Wird der Käu­fer bei Ab­schluss ei­nes Grund­stücks­kauf­ver­trags durch ei­nen voll­macht­lo­sen Ver­tre­ter ver­tre­ten, kommt es für sei­ne Kennt­nis vom Man­gel i. S. von § 442 I 1 BGB auf den Zeit­punkt der Ab­ga­be der Ge­neh­mi­gungs­er­klä­rung an; so­lan­ge er die Ge­neh­mi­gungs­er­klä­rung nicht in den Ver­kehr ge­bracht hat, muss er neu ge­won­ne­ne Kennt­nis­se über Män­gel der Kauf­sa­che ge­gen sich gel­ten las­sen.
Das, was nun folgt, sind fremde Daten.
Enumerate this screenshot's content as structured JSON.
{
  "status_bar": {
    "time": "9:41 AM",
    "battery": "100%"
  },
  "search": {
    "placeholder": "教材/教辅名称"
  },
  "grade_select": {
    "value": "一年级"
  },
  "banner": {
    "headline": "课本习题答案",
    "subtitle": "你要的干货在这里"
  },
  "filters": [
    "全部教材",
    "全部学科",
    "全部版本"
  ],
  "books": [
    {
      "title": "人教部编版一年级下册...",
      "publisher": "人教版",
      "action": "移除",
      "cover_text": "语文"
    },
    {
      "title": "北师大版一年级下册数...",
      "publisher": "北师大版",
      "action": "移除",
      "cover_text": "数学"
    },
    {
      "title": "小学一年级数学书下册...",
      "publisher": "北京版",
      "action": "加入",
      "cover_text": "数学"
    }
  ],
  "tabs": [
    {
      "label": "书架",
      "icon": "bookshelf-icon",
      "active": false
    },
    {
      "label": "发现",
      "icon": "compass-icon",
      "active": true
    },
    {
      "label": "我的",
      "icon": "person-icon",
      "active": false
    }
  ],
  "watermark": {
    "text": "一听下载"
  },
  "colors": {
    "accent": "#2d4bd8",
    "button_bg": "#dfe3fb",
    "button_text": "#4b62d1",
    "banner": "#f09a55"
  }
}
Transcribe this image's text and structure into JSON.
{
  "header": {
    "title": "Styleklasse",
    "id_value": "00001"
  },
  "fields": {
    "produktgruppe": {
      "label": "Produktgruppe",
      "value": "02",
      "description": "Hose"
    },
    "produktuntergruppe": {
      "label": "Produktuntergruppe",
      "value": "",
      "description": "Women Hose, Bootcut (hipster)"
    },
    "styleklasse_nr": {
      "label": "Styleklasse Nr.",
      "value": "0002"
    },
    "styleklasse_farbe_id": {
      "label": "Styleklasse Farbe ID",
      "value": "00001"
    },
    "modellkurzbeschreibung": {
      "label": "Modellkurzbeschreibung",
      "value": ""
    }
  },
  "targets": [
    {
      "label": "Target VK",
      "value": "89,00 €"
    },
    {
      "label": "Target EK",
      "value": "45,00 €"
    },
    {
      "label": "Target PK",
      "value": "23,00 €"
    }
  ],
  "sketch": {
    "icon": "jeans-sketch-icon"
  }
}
BGH, Ur­teil vom 06.05.2022 – V ZR 282/20

Sach­ver­halt: Der Klä­ger ist Mak­ler und wur­de von der Dritt­wi­der­be­klag­ten mit dem Ver­kauf ih­res Grund­stücks be­auf­tragt. Im März 2019 bot er das Ob­jekt der be­klag­ten Bau­trä­ge­rin an. In dem über­sand­ten Ex­posé wur­de dar­auf hin­ge­wie­sen, dass das Ob­jekt bis­lang als Bü­ro­ge­bäu­de ge­nutzt wor­den und ei­ne Um­nut­zung in Wohn­raum pro­blem­los mög­lich sei. Da­zu heißt es:

„So könn­ten hier zum Bei­spiel auf ei­ner ver­miet­ba­ren Flä­che von ca. 1.703,57 qm Woh­nun­gen für Stu­den­ten, und auch ein all­ge­mei­nes Wohn­haus ent­ste­hen. Das Ge­bäu­de ist voll un­ter­kel­lert. […] Zum Haus ge­hört eben­falls ein 153 qm gro­ßes Hin­ter­hof­ge­bäu­de […]“.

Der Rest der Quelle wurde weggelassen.